This assertion piqued our curiosity, so we asked the Brown campaign for a few specifics on the ex-chief's experiences as a human target. Unfortunately, the candidate who once had access to classified material was a bit fuzzy when trying to recall the details, and we had no luck verifying the incidents with the San Jose, California police department, where Brown worked as a patrol officer in the 1960s before going on to better-paying deskbound work.
"He doesn't remember the specific dates, and he even had trouble remembering some of the years," said campaign mouthpiece Don Payne. But Brown did recall that both incidents happened in San Jose, and that one of the shots was fired his way in 1966, Payne said.
Brown is also having trouble remembering the specifics of his own campaign platform. On September 9, at a forum sponsored by the Tax Research Association of Houston and Harris County, he trotted out a "six-point approach" to the city's transportation problems.
Less than two hours later, Brown appeared at a news conference at a Metro bus transfer center. Perhaps he was disoriented by the roar of the diesel engines, but Brown appeared not to notice that, since lunch, his transportation strategy had grown into an "eight-point plan" which, interestingly enough, was indistinguishable from the original incarnation.
A week later, Brown once again was asked how he might cut down on the amount of time Houstonians sit in traffic. "Well," said Brown, "I recently announced a seven-point plan...."

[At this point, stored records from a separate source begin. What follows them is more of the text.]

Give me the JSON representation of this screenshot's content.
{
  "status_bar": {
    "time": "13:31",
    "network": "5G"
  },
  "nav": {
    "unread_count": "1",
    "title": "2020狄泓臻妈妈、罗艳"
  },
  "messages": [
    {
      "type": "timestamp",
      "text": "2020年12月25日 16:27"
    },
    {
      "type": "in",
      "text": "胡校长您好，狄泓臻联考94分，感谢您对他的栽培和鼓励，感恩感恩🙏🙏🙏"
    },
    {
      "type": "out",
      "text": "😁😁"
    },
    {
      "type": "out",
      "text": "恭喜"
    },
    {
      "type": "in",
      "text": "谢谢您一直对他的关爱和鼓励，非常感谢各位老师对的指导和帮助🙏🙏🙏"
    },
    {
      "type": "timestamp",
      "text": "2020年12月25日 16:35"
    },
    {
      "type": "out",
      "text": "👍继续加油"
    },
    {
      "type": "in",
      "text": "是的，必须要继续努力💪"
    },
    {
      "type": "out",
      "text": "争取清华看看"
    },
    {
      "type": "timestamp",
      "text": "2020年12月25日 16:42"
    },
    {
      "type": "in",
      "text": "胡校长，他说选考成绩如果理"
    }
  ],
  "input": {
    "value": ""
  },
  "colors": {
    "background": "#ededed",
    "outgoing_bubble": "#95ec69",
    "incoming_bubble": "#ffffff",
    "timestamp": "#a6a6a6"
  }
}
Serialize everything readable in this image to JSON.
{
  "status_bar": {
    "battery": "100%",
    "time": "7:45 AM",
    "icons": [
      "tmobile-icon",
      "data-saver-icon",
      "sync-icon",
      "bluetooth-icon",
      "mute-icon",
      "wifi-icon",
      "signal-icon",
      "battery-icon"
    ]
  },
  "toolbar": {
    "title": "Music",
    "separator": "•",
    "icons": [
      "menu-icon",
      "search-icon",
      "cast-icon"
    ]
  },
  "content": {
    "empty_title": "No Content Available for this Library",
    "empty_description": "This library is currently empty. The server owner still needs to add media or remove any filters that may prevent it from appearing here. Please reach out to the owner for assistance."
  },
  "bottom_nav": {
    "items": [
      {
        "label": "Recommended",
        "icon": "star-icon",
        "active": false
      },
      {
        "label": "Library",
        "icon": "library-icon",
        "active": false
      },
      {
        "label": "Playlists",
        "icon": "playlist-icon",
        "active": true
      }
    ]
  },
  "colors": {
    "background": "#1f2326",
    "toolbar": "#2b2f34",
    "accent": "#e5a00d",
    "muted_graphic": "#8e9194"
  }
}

At press time, the size of Brown's most recent proposal -- his seven-point economic development plan -- remained unchanged.
Squeal of Fortune
So far, the Elyse Lanier-led Houston Image Group has managed to have its "Expect the Unexpected" message stamped on the cover of the local Yellow Pages while besieging Houstonians with all those commercials revealing "unexpected" facts about our city (we've already forgotten what those facts are ... must be Lee Brown's Disease).
But now comes Houston Image Group's coup de grace, one that's certain to quiet the skeptics: The Group has lured, if that's the correct verb, the syndicated television show Wheel of Fortune to shoot two weeks' worth of episodes here in our town, an event that no doubt will soon have sophisticates everywhere referring to Houston as "the Paris of Harris County," if not the "Milan of Southeast Texas."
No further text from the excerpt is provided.